2) The product of the slopes of two any perpendicular lines is - 1.
So, from that basic knowledge you can analyze each option:
a.Lines s and t have slopes that are opposite reciprocals.
TRUE. Tha comes the number 2 basic condition for the perpendicular lines.
slope_1 * slope_2 = - 1 => slope_1 = - 1 / slope_2, which is what opposite reciprocals means.
b.Lines s and t have the same slope.
FALSE. We have already stated the the slopes are opposite reciprocals.
c.The product of the slopes of s and t is equal to -1
TRUE: that is one of the basic statements that you need to know and handle.
d.The lines have the same steepness.
FALSE: the slope is a measure of steepness, so they have different steepness.
e.The lines have different y intercepts.
FALSE: the y intercepts may be equal or different.
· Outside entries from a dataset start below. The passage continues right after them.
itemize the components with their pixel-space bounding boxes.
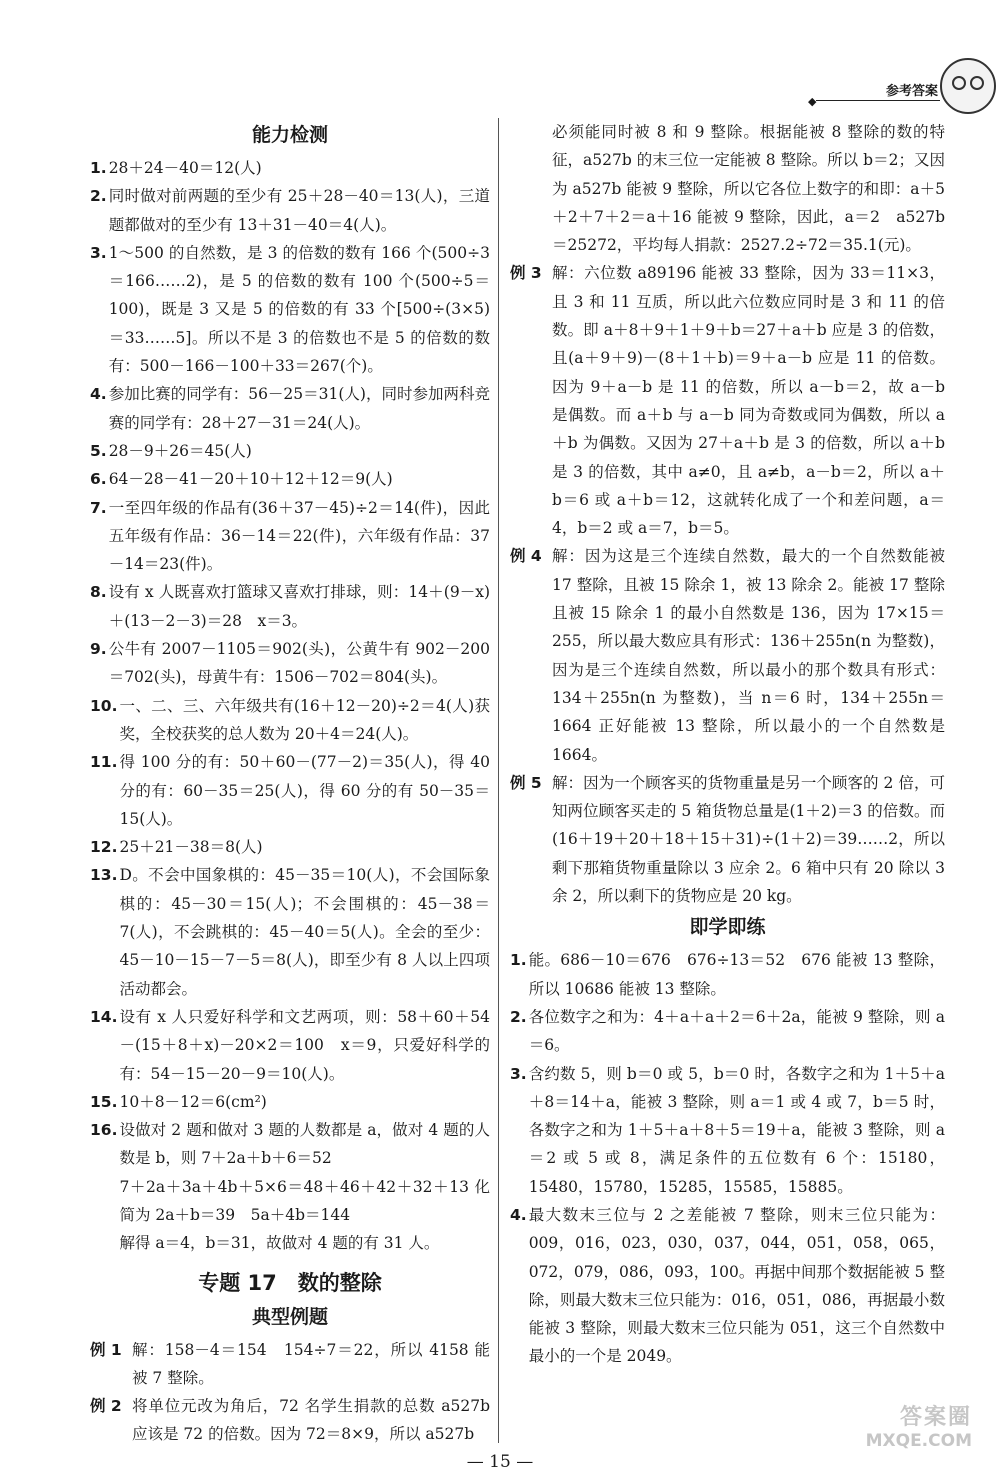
example-text: 解：因为一个顾客买的货物重量是另一个顾客的 2 倍，可知两位顾客买走的 5 箱货物总量是(1＋2)＝3 的倍数。而(16＋19＋20＋18＋15＋31)÷(1＋2)＝39……2，所以剩下那箱货物重量除以 3 应余 2。6 箱中只有 20 除以 3 余 2，所以剩下的货物应是 20 kg。 — [552, 773, 945, 906]
example-text: 将单位元改为角后，72 名学生捐款的总数 a527b 应该是 72 的倍数。因为 72＝8×9，所以 a527b — [132, 1397, 490, 1444]
item-number: 15. — [90, 1092, 118, 1111]
answer-item — [90, 1003, 490, 1088]
example-label: 例 1 — [90, 1340, 122, 1359]
item-number: 2. — [90, 187, 107, 206]
example-label: 例 5 — [510, 773, 542, 792]
item-text: 10＋8－12＝6(cm²) — [119, 1092, 267, 1111]
item-number: 13. — [90, 866, 118, 885]
mascot-icon — [940, 58, 996, 114]
item-number: 4. — [90, 385, 107, 404]
continued-text — [510, 118, 945, 259]
item-text: 含约数 5，则 b＝0 或 5，b＝0 时，各数字之和为 1＋5＋a＋8＝14＋a，能被 3 整除，则 a＝1 或 4 或 7，b＝5 时，各数字之和为 1＋5＋a＋8＋5＝19＋a，能被 3 整除，则 a＝2 或 5 或 8，满足条件的五位数有 6 个：15180，15480，15780，15285，15585，15885。 — [528, 1064, 945, 1196]
item-text: 公牛有 2007－1105＝902(头)，公黄牛有 902－200＝702(头)，母黄牛有：1506－702＝804(头)。 — [108, 640, 490, 687]
page-header — [800, 58, 1000, 118]
answer-item — [90, 380, 490, 437]
section-title-examples: 典型例题 — [251, 1305, 328, 1328]
item-number: 1. — [510, 951, 527, 970]
item-text: 得 100 分的有：50＋60－(77－2)＝35(人)，得 40 分的有：60－35＝25(人)，得 60 分的有 50－35＝15(人)。 — [119, 753, 490, 828]
item-number: 16. — [90, 1121, 118, 1140]
item-number: 8. — [90, 583, 107, 602]
item-text-line: 7＋2a＋3a＋4b＋5×6＝48＋46＋42＋32＋13 化简为 2a＋b＝39 5a＋4b＝144 — [119, 1177, 490, 1224]
item-number: 9. — [90, 640, 107, 659]
item-number: 7. — [90, 498, 107, 517]
right-column — [510, 118, 945, 1371]
page-number: — 15 — — [466, 1452, 534, 1472]
example-item — [510, 259, 945, 542]
item-text: 25＋21－38＝8(人) — [119, 838, 263, 857]
item-number: 10. — [90, 696, 118, 715]
item-text: 参加比赛的同学有：56－25＝31(人)，同时参加两科竞赛的同学有：28＋27－31＝24(人)。 — [108, 385, 490, 432]
item-number: 12. — [90, 838, 118, 857]
answer-item — [90, 1088, 490, 1116]
item-number: 6. — [90, 470, 107, 489]
header-rule — [816, 100, 940, 101]
item-text: 1～500 的自然数，是 3 的倍数的数有 166 个(500÷3＝166……2)，是 5 的倍数的数有 100 个(500÷5＝100)，既是 3 又是 5 的倍数的有 33 个[500÷(3×5)＝33……5]。所以不是 3 的倍数也不是 5 的倍数的数有：500－166－100＋33＝267(个)。 — [108, 243, 490, 376]
section-title-practice: 即学即练 — [689, 916, 766, 939]
item-text: 同时做对前两题的至少有 25＋28－40＝13(人)，三道题都做对的至少有 13＋31－40＝4(人)。 — [108, 187, 490, 234]
answer-item — [90, 154, 490, 182]
item-number: 1. — [90, 159, 107, 177]
example-item — [510, 542, 945, 768]
answer-item — [90, 635, 490, 692]
watermark-logo — [862, 1400, 972, 1460]
example-label: 例 4 — [510, 547, 542, 566]
answer-item — [90, 182, 490, 239]
item-text: 各位数字之和为：4＋a＋a＋2＝6＋2a，能被 9 整除，则 a＝6。 — [528, 1007, 945, 1055]
answer-item — [90, 692, 490, 749]
watermark-top: 答案圈 — [899, 1405, 972, 1430]
answer-item — [510, 1201, 945, 1371]
watermark-bottom: MXQE.COM — [865, 1431, 972, 1451]
item-text: 28＋24－40＝12(人) — [108, 159, 262, 177]
answer-item — [510, 1003, 945, 1060]
column-divider — [498, 118, 499, 1443]
example-text: 解：因为这是三个连续自然数，最大的一个自然数能被 17 整除，且被 15 除余 1，被 13 除余 2。能被 17 整除且被 15 除余 1 的最小自然数是 136，因为 17×15＝255，所以最大数应具有形式：136＋255n(n 为整数)，因为是三个连续自然数，所以最小的那个数具有形式：134＋255n(n 为整数)，当 n＝6 时，134＋255n＝1664 正好能被 13 整除，所以最小的一个自然数是 1664。 — [552, 547, 945, 764]
chapter-title: 专题 17 数的整除 — [198, 1270, 382, 1295]
left-column — [90, 118, 490, 1449]
item-number: 11. — [90, 753, 118, 772]
answer-item — [90, 494, 490, 579]
answer-item — [90, 437, 490, 465]
item-text: 能。686－10＝676 676÷13＝52 676 能被 13 整除，所以 10686 能被 13 整除。 — [528, 951, 945, 998]
item-text: 28－9＋26＝45(人) — [108, 441, 252, 460]
item-text: 最大数末三位与 2 之差能被 7 整除，则末三位只能为：009，016，023，030，037，044，051，058，065，072，079，086，093，100。再据中间那个数据能被 5 整除，则最大数末三位只能为：016，051，086，再据最小数能被 3 整除，则最大数末三位只能为 051，这三个自然数中最小的一个是 2049。 — [528, 1205, 945, 1366]
item-text: 64－28－41－20＋10＋12＋12＝9(人) — [108, 470, 393, 489]
item-text: D。不会中国象棋的：45－35＝10(人)，不会国际象棋的：45－30＝15(人)；不会围棋的：45－38＝7(人)，不会跳棋的：45－40＝5(人)。全会的至少：45－10－15－7－5＝8(人)，即至少有 8 人以上四项活动都会。 — [119, 866, 490, 998]
example-label: 例 3 — [510, 264, 542, 283]
item-number: 2. — [510, 1007, 527, 1026]
ability-test-list — [90, 154, 490, 1258]
answer-item — [90, 1116, 490, 1257]
example-text: 解：六位数 a89196 能被 33 整除，因为 33＝11×3，且 3 和 11 互质，所以此六位数应同时是 3 和 11 的倍数。即 a＋8＋9＋1＋9＋b＝27＋a＋b 应是 3 的倍数，且(a＋9＋9)－(8＋1＋b)＝9＋a－b 应是 11 的倍数。因为 9＋a－b 是 11 的倍数，所以 a－b＝2，故 a－b 是偶数。而 a＋b 与 a－b 同为奇数或同为偶数，所以 a＋b 为偶数。又因为 27＋a＋b 是 3 的倍数，所以 a＋b 是 3 的倍数，其中 a≠0，且 a≠b，a－b＝2，所以 a＋b＝6 或 a＋b＝12，这就转化成了一个和差问题，a＝4，b＝2 或 a＝7，b＝5。 — [552, 264, 945, 538]
example-item — [510, 769, 945, 910]
diamond-icon: ◆ — [808, 95, 817, 108]
example-item — [90, 1392, 490, 1449]
example-item — [90, 1336, 490, 1393]
answer-item — [90, 861, 490, 1002]
item-text: 设做对 2 题和做对 3 题的人数都是 a，做对 4 题的人数是 b，则 7＋2a＋b＋6＝52 — [119, 1121, 490, 1168]
item-text: 设有 x 人只爱好科学和文艺两项，则：58＋60＋54－(15＋8＋x)－20×2＝100 x＝9，只爱好科学的有：54－15－20－9＝10(人)。 — [119, 1007, 490, 1083]
example-label: 例 2 — [90, 1397, 122, 1416]
item-text-line: 解得 a＝4，b＝31，故做对 4 题的有 31 人。 — [119, 1234, 440, 1253]
answer-item — [90, 833, 490, 861]
continuation-text: 必须能同时被 8 和 9 整除。根据能被 8 整除的数的特征，a527b 的末三位一定能被 8 整除。所以 b＝2；又因为 a527b 能被 9 整除，所以它各位上数字的和即：a＋5＋2＋7＋2＝a＋16 能被 9 整除，因此，a＝2 a527b＝25272，平均每人捐款：2527.2÷72＝35.1(元)。 — [552, 123, 945, 255]
item-number: 5. — [90, 441, 107, 460]
answer-item — [90, 465, 490, 493]
answer-item — [90, 239, 490, 380]
item-number: 14. — [90, 1007, 118, 1026]
item-number: 3. — [510, 1064, 527, 1083]
item-number: 3. — [90, 243, 107, 262]
item-text: 设有 x 人既喜欢打篮球又喜欢打排球，则：14＋(9－x)＋(13－2－3)＝28 x＝3。 — [108, 583, 490, 630]
example-text: 解：158－4＝154 154÷7＝22，所以 4158 能被 7 整除。 — [132, 1340, 490, 1387]
answer-item — [510, 1060, 945, 1201]
answer-item — [90, 578, 490, 635]
item-number: 4. — [510, 1205, 527, 1224]
item-body — [119, 1116, 490, 1257]
answer-item — [510, 946, 945, 1003]
answer-item — [90, 748, 490, 833]
item-text: 一至四年级的作品有(36＋37－45)÷2＝14(件)，因此五年级有作品：36－14＝22(件)，六年级有作品：37－14＝23(件)。 — [108, 498, 490, 574]
header-label: 参考答案 — [885, 84, 938, 99]
section-title-ability-test: 能力检测 — [251, 124, 328, 146]
item-text: 一、二、三、六年级共有(16＋12－20)÷2＝4(人)获奖，全校获奖的总人数为 20＋4＝24(人)。 — [119, 696, 490, 743]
For example y = x + 2 and y = -x + 2 are perpendicular and both have the same y intercept, 2.
f.The lines never intersect.
FALSE: perpendicular lines always intersept (in a 90° angle).
g.The intersection of s and t forms right angle.
TRUE: right angle = 90°.
h.If the slope of s is 6, the slope of t is -6
FALSE. - 6 is not the opposite reciprocal of 6. The opposite reciprocal of 6 is - 1/6.
So, the right choices are a, c and g.